Hi, I am using a computation server with multiple nodes each of which has 4 GPUs and they are managed with SLURM. I want my code to send the data and model to one or multiple GPUs. I assumed if I use torch.device("cuda") it makes the device to be a GPU without particularly specifying the device name (0,1,2,3). I would like to make sure if I understand the difference between these two command correctly.
torch.device("cuda") # without specifying the cuda device number
torch.device("cuda:0") # use cuda device 0
Existence. I launch a job with SLURM, so I cannot define CUDA_VISIBLE_DEVICES, it simply sends my code to a node but does not define which GPU to use, and as you said it goes automatically to index 0, in other words I can never use other GPUs on the node.
You could try torch.cuda.device_count() to get the number of GPUs available, and maybe torch.cuda.get_device_name(device_id) to get the name of the used device.
okay, so I am trying to run my model on 2 gpu’s I have. Following is my code and it is giving me Type Error: '<' not supported between instances of 'range' and 'int'
device_id = torch.cuda.device_count()
device = torch.cuda.get_device_name(range(device_id))
if torch.cuda.device_count()>1:
model = nn.DataParallel(model)
model = model.to(device)
elif train_on_gpu:
model = model.to(device)
torch.cuda.device_count() will give you the number of available devices, not a device number range(n) will give you all the integers between 0 and n-1 (included). Which are all the valid device numbers.
okay, another doubt, after I stored name of gpu’s in the device device = torch.cuda.get_device_name(range(device_id)) then how to use it in model like in the following calling -
if torch.cuda.device_count()>1:
model = nn.DataParallel(model)
model = model.to(device)
elif train_on_gpu:
model = model.to(device)
If you have torch.cuda.device_count() == 1 Then you can use only 0 as a device id.
If you have torch.cuda.device_count() == 2 Then you can use 0 and 1 as valid device ids. etc.
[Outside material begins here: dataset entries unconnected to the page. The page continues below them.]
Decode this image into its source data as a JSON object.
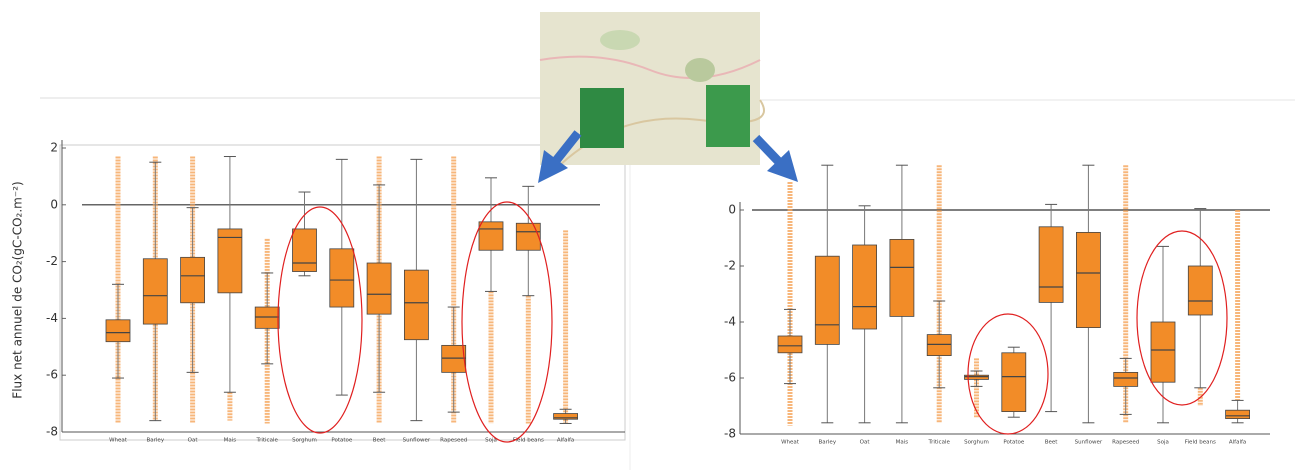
{
  "chart_data": [
    {
      "type": "box",
      "y_label": "Flux net annuel de CO₂(gC-CO₂.m⁻²)",
      "ylim": [
        -8.2,
        2.1
      ],
      "yticks": [
        2,
        0,
        -2,
        -4,
        -6,
        -8
      ],
      "hline": 0,
      "color": "#f28c28",
      "categories": [
        "Wheat",
        "Barley",
        "Oat",
        "Mais",
        "Triticale",
        "Sorghum",
        "Potatoe",
        "Beet",
        "Sunflower",
        "Rapeseed",
        "Soja",
        "Field beans",
        "Alfalfa"
      ],
      "boxes": [
        {
          "low": -6.1,
          "q1": -4.82,
          "median": -4.5,
          "q3": -4.05,
          "high": -2.8,
          "fliers": [
            1.7,
            -7.7
          ]
        },
        {
          "low": -7.6,
          "q1": -4.2,
          "median": -3.2,
          "q3": -1.9,
          "high": 1.5,
          "fliers": [
            1.7,
            -7.6
          ]
        },
        {
          "low": -5.9,
          "q1": -3.45,
          "median": -2.5,
          "q3": -1.85,
          "high": -0.1,
          "fliers": [
            1.7,
            -7.7
          ]
        },
        {
          "low": -6.6,
          "q1": -3.1,
          "median": -1.15,
          "q3": -0.85,
          "high": 1.7,
          "fliers": [
            -6.6,
            -7.6
          ]
        },
        {
          "low": -5.6,
          "q1": -4.35,
          "median": -3.95,
          "q3": -3.6,
          "high": -2.4,
          "fliers": [
            -1.2,
            -7.7
          ]
        },
        {
          "low": -2.5,
          "q1": -2.35,
          "median": -2.05,
          "q3": -0.85,
          "high": 0.45
        },
        {
          "low": -6.7,
          "q1": -3.6,
          "median": -2.65,
          "q3": -1.55,
          "high": 1.6
        },
        {
          "low": -6.6,
          "q1": -3.85,
          "median": -3.15,
          "q3": -2.05,
          "high": 0.7,
          "fliers": [
            1.7,
            -7.7
          ]
        },
        {
          "low": -7.6,
          "q1": -4.75,
          "median": -3.45,
          "q3": -2.3,
          "high": 1.6
        },
        {
          "low": -7.3,
          "q1": -5.9,
          "median": -5.4,
          "q3": -4.95,
          "high": -3.6,
          "fliers": [
            1.7,
            -7.7
          ]
        },
        {
          "low": -3.05,
          "q1": -1.6,
          "median": -0.85,
          "q3": -0.6,
          "high": 0.95,
          "fliers": [
            -3.05,
            -7.7
          ]
        },
        {
          "low": -3.2,
          "q1": -1.6,
          "median": -0.95,
          "q3": -0.65,
          "high": 0.65,
          "fliers": [
            -3.2,
            -7.7
          ]
        },
        {
          "low": -7.7,
          "q1": -7.55,
          "median": -7.5,
          "q3": -7.35,
          "high": -7.2,
          "fliers": [
            -0.9,
            -7.7
          ]
        }
      ]
    },
    {
      "type": "box",
      "ylim": [
        -8.3,
        1.2
      ],
      "yticks": [
        0,
        -2,
        -4,
        -6,
        -8
      ],
      "hline": 0,
      "color": "#f28c28",
      "categories": [
        "Wheat",
        "Barley",
        "Oat",
        "Mais",
        "Triticale",
        "Sorghum",
        "Potatoe",
        "Beet",
        "Sunflower",
        "Rapeseed",
        "Soja",
        "Field beans",
        "Alfalfa"
      ],
      "boxes": [
        {
          "low": -6.2,
          "q1": -5.1,
          "median": -4.85,
          "q3": -4.5,
          "high": -3.55,
          "fliers": [
            1.0,
            -7.7
          ]
        },
        {
          "low": -7.6,
          "q1": -4.8,
          "median": -4.1,
          "q3": -1.65,
          "high": 1.6
        },
        {
          "low": -7.6,
          "q1": -4.25,
          "median": -3.45,
          "q3": -1.25,
          "high": 0.15
        },
        {
          "low": -7.6,
          "q1": -3.8,
          "median": -2.05,
          "q3": -1.05,
          "high": 1.6
        },
        {
          "low": -6.35,
          "q1": -5.2,
          "median": -4.8,
          "q3": -4.45,
          "high": -3.25,
          "fliers": [
            1.6,
            -7.6
          ]
        },
        {
          "low": -6.3,
          "q1": -6.05,
          "median": -5.95,
          "q3": -5.9,
          "high": -5.75,
          "fliers": [
            -5.3,
            -7.4
          ]
        },
        {
          "low": -7.4,
          "q1": -7.2,
          "median": -5.95,
          "q3": -5.1,
          "high": -4.9
        },
        {
          "low": -7.2,
          "q1": -3.3,
          "median": -2.75,
          "q3": -0.6,
          "high": 0.2
        },
        {
          "low": -7.6,
          "q1": -4.2,
          "median": -2.25,
          "q3": -0.8,
          "high": 1.6
        },
        {
          "low": -7.3,
          "q1": -6.3,
          "median": -6.0,
          "q3": -5.8,
          "high": -5.3,
          "fliers": [
            1.6,
            -7.6
          ]
        },
        {
          "low": -7.6,
          "q1": -6.15,
          "median": -5.0,
          "q3": -4.0,
          "high": -1.3
        },
        {
          "low": -6.35,
          "q1": -3.75,
          "median": -3.25,
          "q3": -2.0,
          "high": 0.05,
          "fliers": [
            -6.35,
            -7.0
          ]
        },
        {
          "low": -7.6,
          "q1": -7.45,
          "median": -7.35,
          "q3": -7.15,
          "high": -6.8,
          "fliers": [
            0.0,
            -6.8
          ]
        }
      ]
    }
  ]
}
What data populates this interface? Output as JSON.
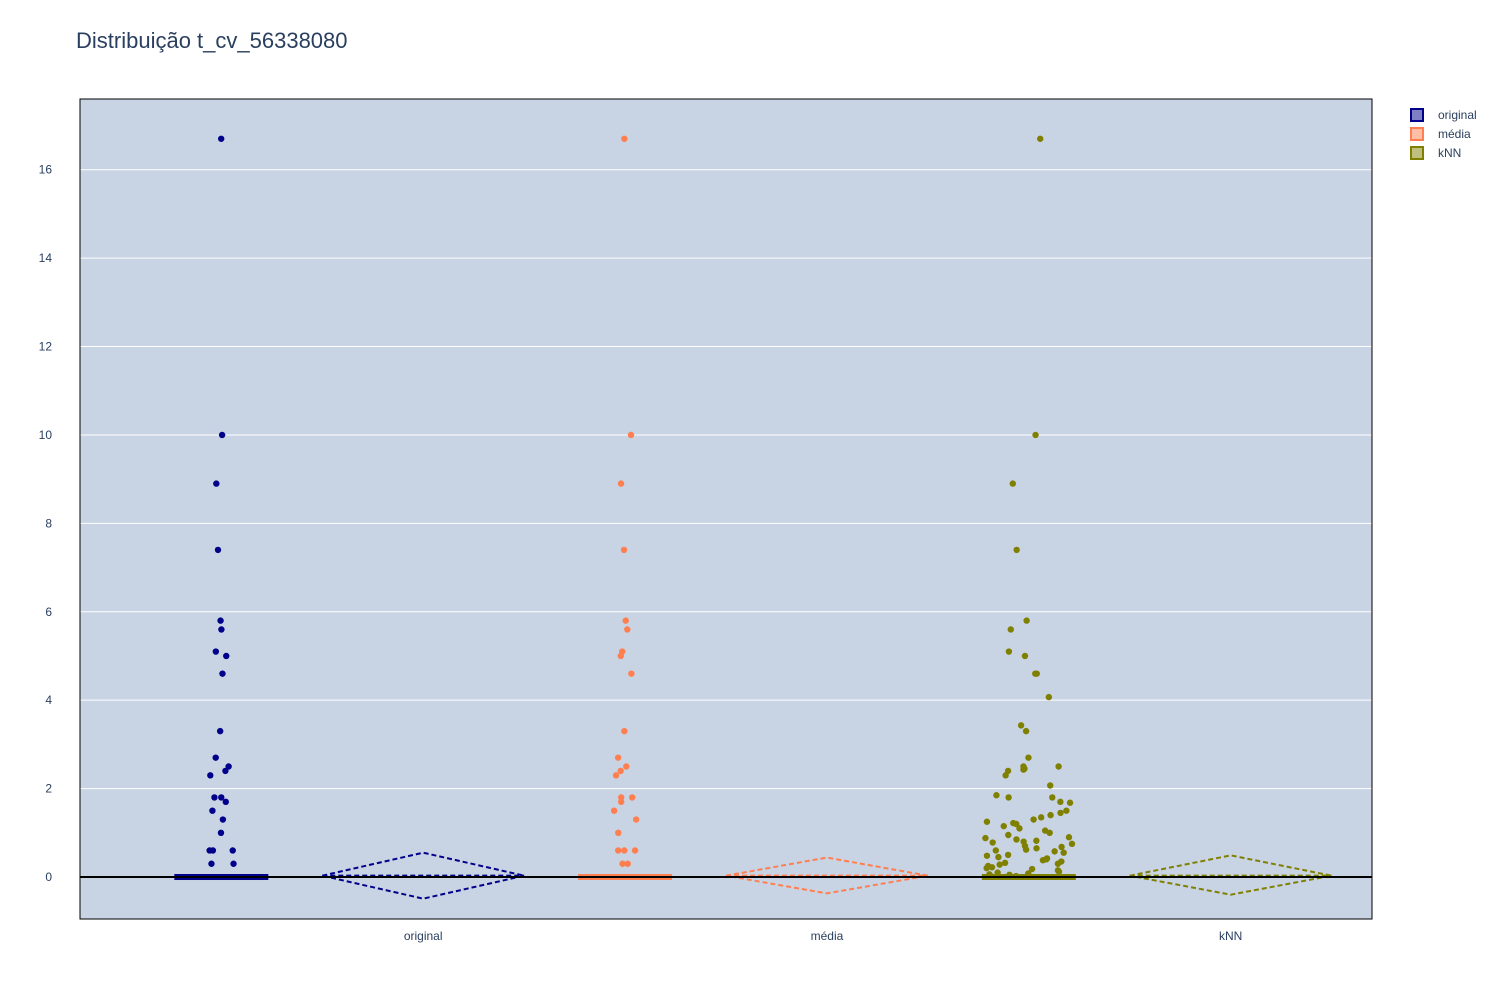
{
  "chart_data": {
    "type": "scatter",
    "title": "Distribuição t_cv_56338080",
    "xlabel": "",
    "ylabel": "",
    "ylim": [
      -0.95,
      17.6
    ],
    "y_ticks": [
      0,
      2,
      4,
      6,
      8,
      10,
      12,
      14,
      16
    ],
    "categories": [
      "original",
      "média",
      "kNN"
    ],
    "grid": true,
    "legend_position": "top-right",
    "colors": {
      "background": "#c8d3e3",
      "grid": "#ffffff",
      "zero_line": "#000000",
      "text": "#2a3f5f"
    },
    "series": [
      {
        "name": "original",
        "color": "#00008b",
        "points": [
          16.7,
          10.0,
          8.9,
          7.4,
          5.8,
          5.6,
          5.1,
          5.0,
          4.6,
          3.3,
          2.7,
          2.5,
          2.4,
          2.3,
          1.8,
          1.8,
          1.7,
          1.5,
          1.3,
          1.0,
          0.6,
          0.6,
          0.6,
          0.3,
          0.3
        ],
        "summary": {
          "mean": 0.03,
          "upper": 0.55,
          "lower": -0.49
        }
      },
      {
        "name": "média",
        "color": "#ff7f50",
        "points": [
          16.7,
          10.0,
          8.9,
          7.4,
          5.8,
          5.6,
          5.1,
          5.0,
          4.6,
          3.3,
          2.7,
          2.5,
          2.4,
          2.3,
          1.8,
          1.8,
          1.7,
          1.5,
          1.3,
          1.0,
          0.6,
          0.6,
          0.6,
          0.3,
          0.3
        ],
        "summary": {
          "mean": 0.03,
          "upper": 0.44,
          "lower": -0.37
        }
      },
      {
        "name": "kNN",
        "color": "#808000",
        "points": [
          16.7,
          10.0,
          8.9,
          7.4,
          5.8,
          5.6,
          5.1,
          5.0,
          4.6,
          4.6,
          4.07,
          3.43,
          3.3,
          2.7,
          2.5,
          2.5,
          2.45,
          2.43,
          2.4,
          2.3,
          2.07,
          1.85,
          1.8,
          1.8,
          1.7,
          1.68,
          1.5,
          1.45,
          1.4,
          1.35,
          1.3,
          1.25,
          1.22,
          1.2,
          1.15,
          1.1,
          1.05,
          1.0,
          0.95,
          0.9,
          0.88,
          0.85,
          0.82,
          0.8,
          0.78,
          0.75,
          0.7,
          0.68,
          0.65,
          0.62,
          0.6,
          0.58,
          0.55,
          0.5,
          0.48,
          0.45,
          0.42,
          0.4,
          0.38,
          0.35,
          0.32,
          0.3,
          0.28,
          0.25,
          0.22,
          0.2,
          0.18,
          0.15,
          0.12,
          0.1,
          0.08,
          0.06,
          0.05,
          0.04,
          0.03,
          0.02
        ],
        "summary": {
          "mean": 0.03,
          "upper": 0.49,
          "lower": -0.4
        }
      }
    ]
  }
}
okay, I am going to cry now.
Then how to include multiple gpu’s in this code, like in the following way-
device_id = torch.cuda.device_count()
if torch.cuda.device_count() == 1:
model = model.to("cuda:{}".format(0))
elif torch.cuda.device_count ==2:
model = nn.DataParallel(model)
model = model.to("cuda:{}".format(1))
But it isn’t too much hard-coded way to do things?